With these words the Project Director of the Graduate Internship Scheme (GIS), Mr. Peter Papka underscored the relevance of the programme to reducing graduate unemployment in the country. Papka, who recently spoke at a Career Development and Entrepreneurship training for 2015 batch of the interns in Uyo, Akwa Ibom State through the agency’s Chief Operation Officer, Mr. Kefas Hosea, had denied speculations that the scheme had been scrapped. He had noted that the stoppage of SURE-P, which was the schemes parent body, did not affect it.

Papka’s assurance came as a relief to thousands of the interns who had already enrolled into the programme who were already worried that the programme might go the way of SURE-P as President Muhammadu Buhari’s administration settles down to governance. With Papka’s revelation that the Federal Government does not intend to scrap the scheme, what worries the interns now is that while some beneficiaries “have secured financial facilities and have moved on” as confirmed by Papka, there are thousands of others who have a clear vision of what to do but have funds to take off.

In Benue State for instance, beneficiaries of the scheme have cried out to President Buhari to provide them with funds to enable them start their own businesses.

Some of the 95 exiting interns, who made the appeal while charting with The Guardian at a three-day passing out workshop held at Green Belt Hotel, Makurdi, recently, also urged the federal and state governments to, in the alternative, explore possibilities of engaging them permanently into the service rather than pushing them back into the labour market.
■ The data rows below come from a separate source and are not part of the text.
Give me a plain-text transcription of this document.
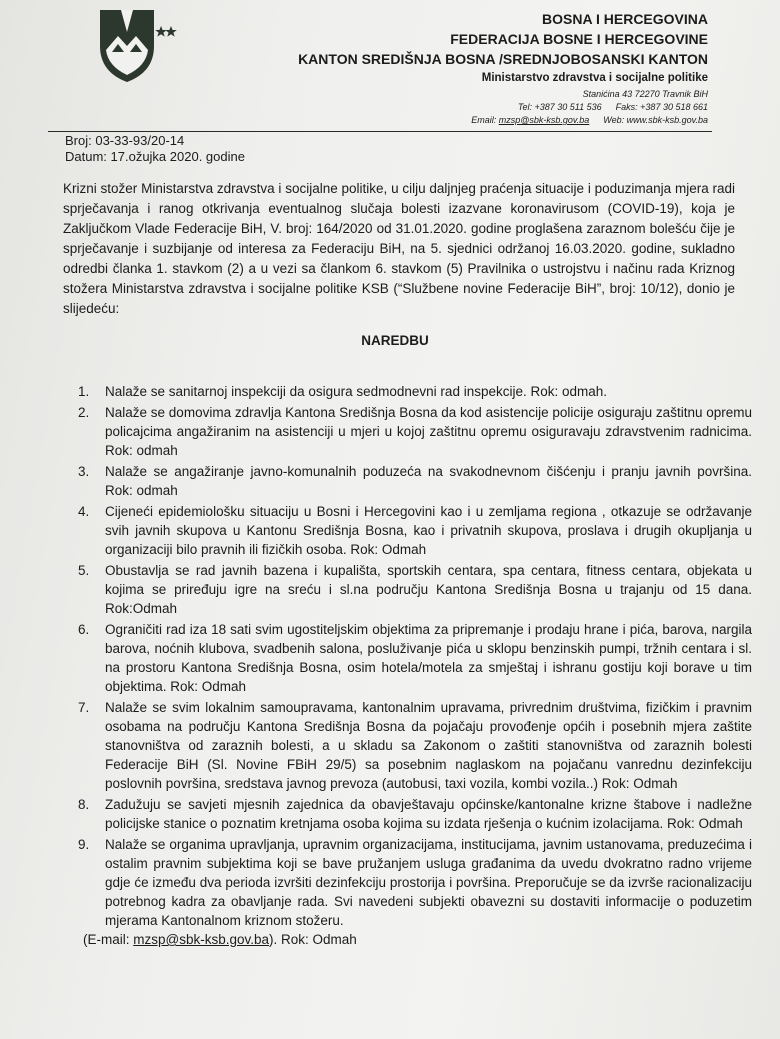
BOSNA I HERCEGOVINA
FEDERACIJA BOSNE I HERCEGOVINE
KANTON SREDIŠNJA BOSNA /SREDNJOBOSANSKI KANTON
Ministarstvo zdravstva i socijalne politike
Stanićina 43 72270 Travnik BiH
Tel: +387 30 511 536 Faks: +387 30 518 661
Email: mzsp@sbk-ksb.gov.ba Web: www.sbk-ksb.gov.ba
Broj: 03-33-93/20-14
Datum: 17.ožujka 2020. godine
Krizni stožer Ministarstva zdravstva i socijalne politike, u cilju daljnjeg praćenja situacije i poduzimanja mjera radi sprječavanja i ranog otkrivanja eventualnog slučaja bolesti izazvane koronavirusom (COVID-19), koja je Zaključkom Vlade Federacije BiH, V. broj: 164/2020 od 31.01.2020. godine proglašena zaraznom bolešću čije je sprječavanje i suzbijanje od interesa za Federaciju BiH, na 5. sjednici održanoj 16.03.2020. godine, sukladno odredbi članka 1. stavkom (2) a u vezi sa člankom 6. stavkom (5) Pravilnika o ustrojstvu i načinu rada Kriznog stožera Ministarstva zdravstva i socijalne politike KSB (“Službene novine Federacije BiH”, broj: 10/12), donio je slijedeću:
NAREDBU
1. Nalaže se sanitarnoj inspekciji da osigura sedmodnevni rad inspekcije. Rok: odmah.
2. Nalaže se domovima zdravlja Kantona Središnja Bosna da kod asistencije policije osiguraju zaštitnu opremu policajcima angažiranim na asistenciji u mjeri u kojoj zaštitnu opremu osiguravaju zdravstvenim radnicima. Rok: odmah
3. Nalaže se angažiranje javno-komunalnih poduzeća na svakodnevnom čišćenju i pranju javnih površina. Rok: odmah
4. Cijeneći epidemiološku situaciju u Bosni i Hercegovini kao i u zemljama regiona , otkazuje se održavanje svih javnih skupova u Kantonu Središnja Bosna, kao i privatnih skupova, proslava i drugih okupljanja u organizaciji bilo pravnih ili fizičkih osoba. Rok: Odmah
5. Obustavlja se rad javnih bazena i kupališta, sportskih centara, spa centara, fitness centara, objekata u kojima se priređuju igre na sreću i sl.na području Kantona Središnja Bosna u trajanju od 15 dana. Rok:Odmah
6. Ograničiti rad iza 18 sati svim ugostiteljskim objektima za pripremanje i prodaju hrane i pića, barova, nargila barova, noćnih klubova, svadbenih salona, posluživanje pića u sklopu benzinskih pumpi, tržnih centara i sl. na prostoru Kantona Središnja Bosna, osim hotela/motela za smještaj i ishranu gostiju koji borave u tim objektima. Rok: Odmah
7. Nalaže se svim lokalnim samoupravama, kantonalnim upravama, privrednim društvima, fizičkim i pravnim osobama na području Kantona Središnja Bosna da pojačaju provođenje općih i posebnih mjera zaštite stanovništva od zaraznih bolesti, a u skladu sa Zakonom o zaštiti stanovništva od zaraznih bolesti Federacije BiH (Sl. Novine FBiH 29/5) sa posebnim naglaskom na pojačanu vanrednu dezinfekciju poslovnih površina, sredstava javnog prevoza (autobusi, taxi vozila, kombi vozila..) Rok: Odmah
8. Zadužuju se savjeti mjesnih zajednica da obavještavaju općinske/kantonalne krizne štabove i nadležne policijske stanice o poznatim kretnjama osoba kojima su izdata rješenja o kućnim izolacijama. Rok: Odmah
9. Nalaže se organima upravljanja, upravnim organizacijama, institucijama, javnim ustanovama, preduzećima i ostalim pravnim subjektima koji se bave pružanjem usluga građanima da uvedu dvokratno radno vrijeme gdje će između dva perioda izvršiti dezinfekciju prostorija i površina. Preporučuje se da izvrše racionalizaciju potrebnog kadra za obavljanje rada. Svi navedeni subjekti obavezni su dostaviti informacije o poduzetim mjerama Kantonalnom kriznom stožeru.
(E-mail: mzsp@sbk-ksb.gov.ba). Rok: Odmah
Speaking with The Guardian, one of the beneficiaries, Yongo Janet Iveren, a graduate of Micro Biology, said she served with Pleasure Travels Ltd in its production department and was able to broaden her knowledge of the production of poultry feeds as well as baking within the period.

She noted that if not for lack of initial capital, she would have loved to start her own feeds bakery and be self-reliant.

Yongo lauded the Federal Ministry of Finance for sponsoring graduates on the programme, saying the experience was quite encouraging to them.

She further urged the government to sustain the programme in order to make emerging graduates more versatile.

Also, Mr. Nachi Nathaniel, a graduate of Animal Production from Federal University of Agriculture, Makurdi, who said he did the mandatory 12 months training under Oracle Business Ltd, said he learnt much through the scheme as he was trained on how to use feed milling machines to produce livestock feeds.

Nachi said he intends to own his big miller machine and set up a big animal feeds industry and farm but complained of lack of starting capital.

According Nachi, most if not all of them that received the 12 months training have the zeal to become employers of labour but are hampered by lack of capital to start their own ventures.

“We would love to start our own businesses but we don’t have collateral to obtain loans from the banks and so, we want government to intervene in this regard,” he stated.

Another stakeholder and a parent to one of the interns who simply identified himself to The Guardian as Mr. Orduen Peters implored both the state and federal governments to put heads together to find a way of integrating the exiting interns into the public service rather than pushing them back into the already over-stretched labour market.

With these calls for financial assistance from the beneficiaries, analysts believe that as laudable as the scheme is, the Federal Government should take it a step further by providing start-up funds to deserving beneficiaries.